Dikatakan, proses politik ini jalannya memang cukup berliku. Paling tidak sebelum hak angket digulirkan, DPR harus sudah membuat dugaan-dugaan bahwa presiden telah melakukan pelanggaran UU atas keputusannya menaikkan BBM. Seperti diketahui sejak 1 Maret 2005 semua bahan bakar kecuali minyak tanah untuk rumah tangga naik rata-rata 29 persen.

Menurut pakar hukum tata negara ini, kalau MK dalam putusannya memenangkan tuduhan DPR bahwa presiden tak pantas lagi memimpin negara, maka langkah lanjut yang harus ditempuh DPR adalah minta MPR bersidang. "Langkah inipun tak semudah membalik telapak tangan, kecuali pada saat itu ada pergeseran perimbangan kekuatan politik.
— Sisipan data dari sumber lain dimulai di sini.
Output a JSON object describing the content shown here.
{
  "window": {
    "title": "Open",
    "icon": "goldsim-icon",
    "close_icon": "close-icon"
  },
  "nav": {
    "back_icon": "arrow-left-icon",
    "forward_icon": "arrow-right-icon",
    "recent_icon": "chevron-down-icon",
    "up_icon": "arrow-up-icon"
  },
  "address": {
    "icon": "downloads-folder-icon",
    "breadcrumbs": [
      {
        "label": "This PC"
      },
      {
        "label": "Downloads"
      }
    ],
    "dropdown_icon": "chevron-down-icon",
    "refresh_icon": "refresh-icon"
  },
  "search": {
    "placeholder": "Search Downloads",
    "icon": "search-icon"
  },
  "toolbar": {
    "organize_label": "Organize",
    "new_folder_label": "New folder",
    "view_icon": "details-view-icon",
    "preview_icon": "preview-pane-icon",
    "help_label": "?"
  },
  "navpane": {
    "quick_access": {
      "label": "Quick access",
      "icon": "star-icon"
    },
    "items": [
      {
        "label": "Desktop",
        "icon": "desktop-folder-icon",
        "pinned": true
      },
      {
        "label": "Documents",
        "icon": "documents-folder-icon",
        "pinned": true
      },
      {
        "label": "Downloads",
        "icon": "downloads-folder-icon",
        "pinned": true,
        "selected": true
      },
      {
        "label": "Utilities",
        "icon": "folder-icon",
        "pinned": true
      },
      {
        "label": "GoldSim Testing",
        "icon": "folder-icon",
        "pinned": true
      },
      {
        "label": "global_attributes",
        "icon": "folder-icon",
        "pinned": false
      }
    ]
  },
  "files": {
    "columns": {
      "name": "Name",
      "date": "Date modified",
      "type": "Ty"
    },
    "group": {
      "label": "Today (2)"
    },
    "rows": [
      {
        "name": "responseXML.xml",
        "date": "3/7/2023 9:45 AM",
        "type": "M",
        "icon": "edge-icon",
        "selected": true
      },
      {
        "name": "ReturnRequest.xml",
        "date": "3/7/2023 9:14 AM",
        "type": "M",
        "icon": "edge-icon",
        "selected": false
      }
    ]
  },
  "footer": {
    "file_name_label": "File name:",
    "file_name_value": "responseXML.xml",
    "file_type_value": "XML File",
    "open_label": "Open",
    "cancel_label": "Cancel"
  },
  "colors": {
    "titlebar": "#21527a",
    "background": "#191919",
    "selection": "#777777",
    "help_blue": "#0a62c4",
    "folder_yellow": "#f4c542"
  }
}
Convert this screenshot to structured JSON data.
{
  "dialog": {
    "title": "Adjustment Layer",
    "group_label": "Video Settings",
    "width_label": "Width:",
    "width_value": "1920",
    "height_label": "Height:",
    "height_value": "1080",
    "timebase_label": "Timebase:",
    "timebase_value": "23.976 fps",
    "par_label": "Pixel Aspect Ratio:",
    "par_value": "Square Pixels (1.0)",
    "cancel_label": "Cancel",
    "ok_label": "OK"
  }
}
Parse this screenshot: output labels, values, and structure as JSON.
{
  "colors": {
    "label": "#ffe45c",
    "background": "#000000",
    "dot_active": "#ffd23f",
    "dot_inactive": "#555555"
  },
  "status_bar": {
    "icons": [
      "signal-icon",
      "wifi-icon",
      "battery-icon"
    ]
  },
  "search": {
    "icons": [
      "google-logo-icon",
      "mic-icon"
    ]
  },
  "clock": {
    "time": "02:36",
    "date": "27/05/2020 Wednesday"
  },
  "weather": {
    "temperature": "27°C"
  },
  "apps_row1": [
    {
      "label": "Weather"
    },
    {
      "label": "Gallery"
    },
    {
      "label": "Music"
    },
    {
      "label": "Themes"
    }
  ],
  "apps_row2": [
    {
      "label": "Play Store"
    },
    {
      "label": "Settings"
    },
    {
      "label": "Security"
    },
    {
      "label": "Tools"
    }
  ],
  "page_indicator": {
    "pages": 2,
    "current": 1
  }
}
Ya, sidang MPR itu baru bisa digelar setelah ada perseujuan dari tigaperempat anggota," katanya.

Fraksi-fraksi ke MK

Pada kesempatan terpisah, Wakil Ketua DPR RI Zaenal Maarif berjanji akan membawa kasus kenaikan BBM ke Mahkamah Konstituti (MK) karena pemerintah mengeluarkan kebijakan tanpa persetujuan DPR. Menaikkan harga BBM secara sepihak, merupakan kebijakan yang salah.

"DPR sebagai lembaga pengontrol, tidak bisa membiarkan pemerintah bertindak salah seperti menaikkan harga BBM tanpa sepengetahuan wakil rakyat," kata Zaenal Maarif.

Menurut Zaenal Maarif, sebagian besar Fraksi DPR RI menghendaki agar kasus kenaikan harga BBM diselesaikan lewat MK sehingga pemerintah tidak lagi mengesampingkan DPR RI. "Saya sebagai orang hukum, kebijakan pemerintah menaikkan harga BBM secara sepihak bertentangan dengan prinsip konstitusi. Saya berkeyakinan bahwa pimpinan DPR akan menang dalam sidang MK," kata Zaenal Maarif.

Sementara Ketua MPR RI Hidayat Nurwahid mengemukakan, menjadi hak DPR untuk membawa kasus BBM ke MK. Jika MK memenangkan DPR, maka MPR akan bertindak terhadap pemerintah.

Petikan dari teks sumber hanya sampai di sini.